Scenario Contribution to EV
Positive and negative scenario branches combine into total expected value.
Decision Science
Expected Value Concept
Expected value is a probability-weighted outcome model used to evaluate long-run decision quality.
Core Formula
EV = Σ(probability × outcome value)
In educational contexts, EV helps compare competing scenarios under uncertainty.
EV Interpretation Steps
Define all outcomes
Missing branches distort the weighted average.
Assign realistic probabilities
Use calibrated estimates, not narrative guesses.
Track over large sample
EV is a long-horizon metric, not a one-event promise.
EV as a Thinking Discipline
Expected value is often reduced to a formula, but its real value is behavioral. It forces decision-makers to list scenarios, assign probabilities, and quantify outcomes before acting. This step reduces impulsive judgment and increases transparency. When readers work through EV consistently, they become less sensitive to emotional narrative and more focused on structured comparison.

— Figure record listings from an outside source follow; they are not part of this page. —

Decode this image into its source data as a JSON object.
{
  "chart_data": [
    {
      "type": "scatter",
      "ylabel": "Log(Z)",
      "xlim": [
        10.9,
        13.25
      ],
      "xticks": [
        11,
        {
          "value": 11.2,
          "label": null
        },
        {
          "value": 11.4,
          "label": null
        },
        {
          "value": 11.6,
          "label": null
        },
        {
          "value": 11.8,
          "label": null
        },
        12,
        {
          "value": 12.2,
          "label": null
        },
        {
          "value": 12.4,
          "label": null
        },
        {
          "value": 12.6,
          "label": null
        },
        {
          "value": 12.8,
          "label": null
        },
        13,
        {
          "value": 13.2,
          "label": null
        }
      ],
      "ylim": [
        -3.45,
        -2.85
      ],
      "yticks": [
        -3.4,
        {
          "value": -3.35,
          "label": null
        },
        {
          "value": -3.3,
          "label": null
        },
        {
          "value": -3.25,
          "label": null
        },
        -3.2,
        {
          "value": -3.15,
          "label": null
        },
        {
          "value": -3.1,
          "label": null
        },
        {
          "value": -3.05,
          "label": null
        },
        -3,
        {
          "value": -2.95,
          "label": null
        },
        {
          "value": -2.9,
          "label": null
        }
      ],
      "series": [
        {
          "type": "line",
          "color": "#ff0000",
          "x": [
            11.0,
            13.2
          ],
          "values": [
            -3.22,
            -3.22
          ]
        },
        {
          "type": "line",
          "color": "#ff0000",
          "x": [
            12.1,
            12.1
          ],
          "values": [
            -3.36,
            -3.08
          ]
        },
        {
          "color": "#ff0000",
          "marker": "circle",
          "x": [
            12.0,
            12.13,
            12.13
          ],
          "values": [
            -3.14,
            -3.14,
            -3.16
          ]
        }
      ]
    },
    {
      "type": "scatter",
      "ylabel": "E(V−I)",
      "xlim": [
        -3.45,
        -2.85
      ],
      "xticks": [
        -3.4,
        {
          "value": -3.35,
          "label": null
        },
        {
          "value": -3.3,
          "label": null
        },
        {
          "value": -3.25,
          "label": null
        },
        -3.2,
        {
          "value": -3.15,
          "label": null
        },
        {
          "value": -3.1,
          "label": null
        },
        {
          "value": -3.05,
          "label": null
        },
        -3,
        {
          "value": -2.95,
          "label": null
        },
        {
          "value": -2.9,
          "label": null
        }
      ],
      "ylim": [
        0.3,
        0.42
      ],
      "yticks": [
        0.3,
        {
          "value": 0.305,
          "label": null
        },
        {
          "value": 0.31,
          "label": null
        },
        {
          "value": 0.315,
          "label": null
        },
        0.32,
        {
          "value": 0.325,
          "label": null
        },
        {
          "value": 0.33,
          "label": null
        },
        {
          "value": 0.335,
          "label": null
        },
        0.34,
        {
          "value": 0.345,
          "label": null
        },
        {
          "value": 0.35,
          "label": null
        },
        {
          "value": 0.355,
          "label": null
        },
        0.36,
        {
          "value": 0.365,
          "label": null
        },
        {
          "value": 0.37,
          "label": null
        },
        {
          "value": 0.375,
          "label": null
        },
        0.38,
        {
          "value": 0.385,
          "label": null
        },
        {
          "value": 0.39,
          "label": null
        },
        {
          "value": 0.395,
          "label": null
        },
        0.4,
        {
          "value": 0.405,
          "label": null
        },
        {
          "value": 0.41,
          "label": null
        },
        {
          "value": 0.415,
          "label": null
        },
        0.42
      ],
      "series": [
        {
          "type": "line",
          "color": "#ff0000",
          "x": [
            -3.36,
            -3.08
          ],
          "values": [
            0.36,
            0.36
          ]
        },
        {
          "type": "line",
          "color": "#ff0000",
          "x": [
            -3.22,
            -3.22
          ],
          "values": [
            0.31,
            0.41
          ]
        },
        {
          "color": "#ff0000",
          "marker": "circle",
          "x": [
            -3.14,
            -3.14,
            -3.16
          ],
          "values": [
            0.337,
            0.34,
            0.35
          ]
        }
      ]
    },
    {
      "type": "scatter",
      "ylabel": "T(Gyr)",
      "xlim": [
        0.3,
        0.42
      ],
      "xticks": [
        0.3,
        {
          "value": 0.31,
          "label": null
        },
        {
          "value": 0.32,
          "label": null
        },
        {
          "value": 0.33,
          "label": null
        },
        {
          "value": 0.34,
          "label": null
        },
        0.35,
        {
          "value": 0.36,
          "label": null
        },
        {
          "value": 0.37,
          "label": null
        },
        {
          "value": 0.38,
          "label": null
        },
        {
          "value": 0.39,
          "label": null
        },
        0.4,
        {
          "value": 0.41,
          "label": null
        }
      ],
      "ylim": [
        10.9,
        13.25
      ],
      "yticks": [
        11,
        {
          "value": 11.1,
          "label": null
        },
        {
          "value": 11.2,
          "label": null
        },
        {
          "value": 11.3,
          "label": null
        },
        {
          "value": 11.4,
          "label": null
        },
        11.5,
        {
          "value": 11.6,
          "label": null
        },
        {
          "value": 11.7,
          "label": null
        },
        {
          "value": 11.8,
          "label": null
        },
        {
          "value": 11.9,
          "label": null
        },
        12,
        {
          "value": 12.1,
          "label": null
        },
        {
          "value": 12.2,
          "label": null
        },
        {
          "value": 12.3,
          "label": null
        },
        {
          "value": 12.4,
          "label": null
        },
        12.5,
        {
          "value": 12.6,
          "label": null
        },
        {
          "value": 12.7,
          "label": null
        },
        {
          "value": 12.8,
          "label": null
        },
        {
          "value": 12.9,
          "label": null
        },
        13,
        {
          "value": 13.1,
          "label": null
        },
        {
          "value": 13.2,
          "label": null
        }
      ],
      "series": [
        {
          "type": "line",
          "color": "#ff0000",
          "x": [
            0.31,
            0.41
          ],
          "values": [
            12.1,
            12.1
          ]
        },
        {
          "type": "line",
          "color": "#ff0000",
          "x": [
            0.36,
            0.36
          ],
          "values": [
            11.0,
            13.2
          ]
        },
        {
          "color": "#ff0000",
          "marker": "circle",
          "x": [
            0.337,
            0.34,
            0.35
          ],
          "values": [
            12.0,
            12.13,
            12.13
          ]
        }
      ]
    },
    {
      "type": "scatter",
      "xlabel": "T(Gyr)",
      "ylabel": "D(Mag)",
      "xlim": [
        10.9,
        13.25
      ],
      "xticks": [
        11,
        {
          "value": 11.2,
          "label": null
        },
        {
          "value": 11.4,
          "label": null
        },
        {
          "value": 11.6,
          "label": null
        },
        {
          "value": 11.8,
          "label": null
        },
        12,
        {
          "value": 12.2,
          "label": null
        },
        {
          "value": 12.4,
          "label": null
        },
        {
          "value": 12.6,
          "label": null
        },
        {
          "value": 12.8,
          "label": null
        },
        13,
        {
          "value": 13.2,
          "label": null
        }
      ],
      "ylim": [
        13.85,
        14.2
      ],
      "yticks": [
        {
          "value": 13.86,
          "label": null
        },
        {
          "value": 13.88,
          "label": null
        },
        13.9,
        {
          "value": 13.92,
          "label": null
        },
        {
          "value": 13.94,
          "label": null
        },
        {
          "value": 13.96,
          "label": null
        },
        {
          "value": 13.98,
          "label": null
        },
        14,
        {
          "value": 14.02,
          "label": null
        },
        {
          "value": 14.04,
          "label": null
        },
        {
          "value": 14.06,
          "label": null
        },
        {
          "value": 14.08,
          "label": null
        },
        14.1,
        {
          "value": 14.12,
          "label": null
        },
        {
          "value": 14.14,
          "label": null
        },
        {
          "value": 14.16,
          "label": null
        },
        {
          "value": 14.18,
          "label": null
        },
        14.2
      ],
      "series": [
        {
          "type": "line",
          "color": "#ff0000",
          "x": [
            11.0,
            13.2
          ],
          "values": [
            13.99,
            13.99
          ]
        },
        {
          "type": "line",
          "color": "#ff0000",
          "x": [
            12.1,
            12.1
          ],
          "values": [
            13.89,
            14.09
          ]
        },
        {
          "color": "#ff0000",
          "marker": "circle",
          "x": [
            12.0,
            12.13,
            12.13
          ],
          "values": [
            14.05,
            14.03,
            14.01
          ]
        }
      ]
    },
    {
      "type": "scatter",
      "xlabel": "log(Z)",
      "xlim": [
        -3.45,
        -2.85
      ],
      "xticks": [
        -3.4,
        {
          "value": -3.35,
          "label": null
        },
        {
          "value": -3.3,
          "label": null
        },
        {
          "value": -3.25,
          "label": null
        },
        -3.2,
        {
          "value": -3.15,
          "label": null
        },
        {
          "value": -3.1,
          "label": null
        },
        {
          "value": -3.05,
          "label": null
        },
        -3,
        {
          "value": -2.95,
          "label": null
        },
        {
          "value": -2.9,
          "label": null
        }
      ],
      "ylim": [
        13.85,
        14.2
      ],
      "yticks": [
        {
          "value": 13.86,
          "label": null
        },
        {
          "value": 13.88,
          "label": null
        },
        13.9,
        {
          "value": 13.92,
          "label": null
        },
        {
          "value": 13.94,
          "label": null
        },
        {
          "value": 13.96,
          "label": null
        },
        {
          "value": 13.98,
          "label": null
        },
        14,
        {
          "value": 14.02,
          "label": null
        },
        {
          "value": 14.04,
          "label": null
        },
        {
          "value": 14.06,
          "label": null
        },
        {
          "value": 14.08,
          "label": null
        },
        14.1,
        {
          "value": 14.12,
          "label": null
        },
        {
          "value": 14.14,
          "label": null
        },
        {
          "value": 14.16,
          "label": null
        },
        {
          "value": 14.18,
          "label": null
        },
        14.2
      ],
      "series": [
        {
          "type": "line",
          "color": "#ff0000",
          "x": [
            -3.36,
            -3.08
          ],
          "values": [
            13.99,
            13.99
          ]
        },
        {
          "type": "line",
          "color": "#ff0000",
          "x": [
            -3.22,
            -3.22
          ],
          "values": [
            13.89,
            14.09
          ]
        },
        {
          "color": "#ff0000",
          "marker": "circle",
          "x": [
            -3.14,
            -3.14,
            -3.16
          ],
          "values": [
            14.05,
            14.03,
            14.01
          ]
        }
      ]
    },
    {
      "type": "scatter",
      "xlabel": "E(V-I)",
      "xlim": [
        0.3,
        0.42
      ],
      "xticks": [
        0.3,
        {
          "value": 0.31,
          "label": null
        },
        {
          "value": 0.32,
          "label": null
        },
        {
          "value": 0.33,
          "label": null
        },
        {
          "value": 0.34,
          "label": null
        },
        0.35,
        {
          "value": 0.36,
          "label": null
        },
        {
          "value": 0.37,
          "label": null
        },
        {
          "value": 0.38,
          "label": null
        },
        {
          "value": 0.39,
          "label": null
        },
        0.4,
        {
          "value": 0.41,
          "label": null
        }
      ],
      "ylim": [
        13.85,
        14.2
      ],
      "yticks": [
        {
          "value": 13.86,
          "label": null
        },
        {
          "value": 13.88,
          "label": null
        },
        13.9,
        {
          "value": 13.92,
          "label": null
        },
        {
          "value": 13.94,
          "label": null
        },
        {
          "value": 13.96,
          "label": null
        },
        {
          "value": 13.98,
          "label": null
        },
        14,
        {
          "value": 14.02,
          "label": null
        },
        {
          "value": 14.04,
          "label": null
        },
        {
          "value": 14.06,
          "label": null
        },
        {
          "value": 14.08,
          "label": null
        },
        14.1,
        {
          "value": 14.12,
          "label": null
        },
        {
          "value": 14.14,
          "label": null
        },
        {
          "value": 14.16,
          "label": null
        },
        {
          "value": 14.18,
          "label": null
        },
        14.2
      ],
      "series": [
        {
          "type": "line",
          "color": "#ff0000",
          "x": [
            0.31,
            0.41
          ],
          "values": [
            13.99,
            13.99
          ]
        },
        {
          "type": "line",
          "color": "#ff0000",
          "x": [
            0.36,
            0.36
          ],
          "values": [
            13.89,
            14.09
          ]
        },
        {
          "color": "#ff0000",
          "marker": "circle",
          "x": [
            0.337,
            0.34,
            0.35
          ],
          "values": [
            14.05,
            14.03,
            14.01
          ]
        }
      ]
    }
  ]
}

Where EV Is Commonly Misused
Common misuse includes unrealistic probability assignment, ignoring low-probability tail events, and treating one-event outcomes as proof of EV quality. EV is a long-run concept and needs repeated observation cycles for proper evaluation. It should also be combined with variance and drawdown context to avoid fragile interpretation.
Practical Learning Goal
By the end of this page, readers should be able to construct a simple scenario tree, estimate weighted outcomes responsibly, and explain why a positive EV process can still experience short-term losses. This is a foundational skill for all advanced analytics modules.
Quick EV Example
| Scenario | Probability | Value | Contribution |
|---|---|---|---|
| A | 0.35 | +20 | +7.0 |
| B | 0.40 | +8 | +3.2 |
| C | 0.25 | -12 | -3.0 |
| Total EV | 1.00 | - | +7.2 |